Additional Solutions

• The solution to the equations ( y = \frac{1}{2}x - 6 ) and ( x = -4 ) is ( (-4, -8) ).
• For the system ( y = \frac{2}{3}x + 3 ) and ( x = -2 ), the solution is ( (-2, \frac{5}{3}) ).
• The solution for the equations ( y = 4x - 10 ) and ( y = 2 ) is ( (3, 2) ).
• For ( y = -3x + 6 ) and ( y = 9 ), the solution is ( (-1, 9) ).

Cost Comparison Conclusions

• Lian concludes both gyms charge the same monthly rate and membership fee after finding ( 75 = 75 ).
• Casey concludes that both landscapers charge the same hourly rate, but different fees per job after getting ( 5 = 20 ).

Identifying No Solution Scenarios

• Values leading to no solutions for ( y = -2x + 4 ) and ( 6x + 3y = [] ) include -12, -4, 0, and 4.

Final Solutions

• The solution to the system ( y = -3x - 2 ) and ( 5x + 2y = 15 ) is ( (-19, 55) ).
• A second identical solution for the equations ( y = -3x - 2 ) and ( 5x + 2y = 15 ) reinforces ( (-19, 55) ) as consistent.

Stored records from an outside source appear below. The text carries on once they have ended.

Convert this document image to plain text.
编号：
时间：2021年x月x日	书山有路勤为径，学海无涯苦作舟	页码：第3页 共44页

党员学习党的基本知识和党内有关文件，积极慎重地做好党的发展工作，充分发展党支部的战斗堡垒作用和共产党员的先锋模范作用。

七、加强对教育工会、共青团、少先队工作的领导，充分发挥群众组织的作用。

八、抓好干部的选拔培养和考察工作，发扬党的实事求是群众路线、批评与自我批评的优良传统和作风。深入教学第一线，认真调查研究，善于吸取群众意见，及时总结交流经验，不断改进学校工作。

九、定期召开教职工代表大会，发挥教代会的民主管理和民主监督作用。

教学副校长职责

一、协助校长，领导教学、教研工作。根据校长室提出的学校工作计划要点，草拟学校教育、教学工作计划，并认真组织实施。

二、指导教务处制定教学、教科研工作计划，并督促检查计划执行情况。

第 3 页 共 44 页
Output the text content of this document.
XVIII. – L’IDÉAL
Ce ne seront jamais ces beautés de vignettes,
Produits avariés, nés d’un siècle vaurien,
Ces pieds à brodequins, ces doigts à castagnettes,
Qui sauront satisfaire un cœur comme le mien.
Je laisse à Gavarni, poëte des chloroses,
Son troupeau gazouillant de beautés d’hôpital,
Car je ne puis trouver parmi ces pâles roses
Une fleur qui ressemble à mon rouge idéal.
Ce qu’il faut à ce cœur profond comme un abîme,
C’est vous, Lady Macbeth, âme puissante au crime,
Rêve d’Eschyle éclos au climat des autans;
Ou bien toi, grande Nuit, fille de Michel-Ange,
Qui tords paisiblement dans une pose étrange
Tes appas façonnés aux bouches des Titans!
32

Additional Linear System Solution

• The solution to the system of equations ( y = -5x + 3 ) and ( y = 1 ) is ( (0.4, 1) ).
• The solution to two linear equations in yet another unspecified system yields ( (7, \frac{13}{3}) ).

Description

Test your knowledge on solving systems of linear equations using the substitution method. This quiz covers key concepts and problem-solving strategies vital for understanding linear algebra. Challenge yourself with practical problems and improve your skills!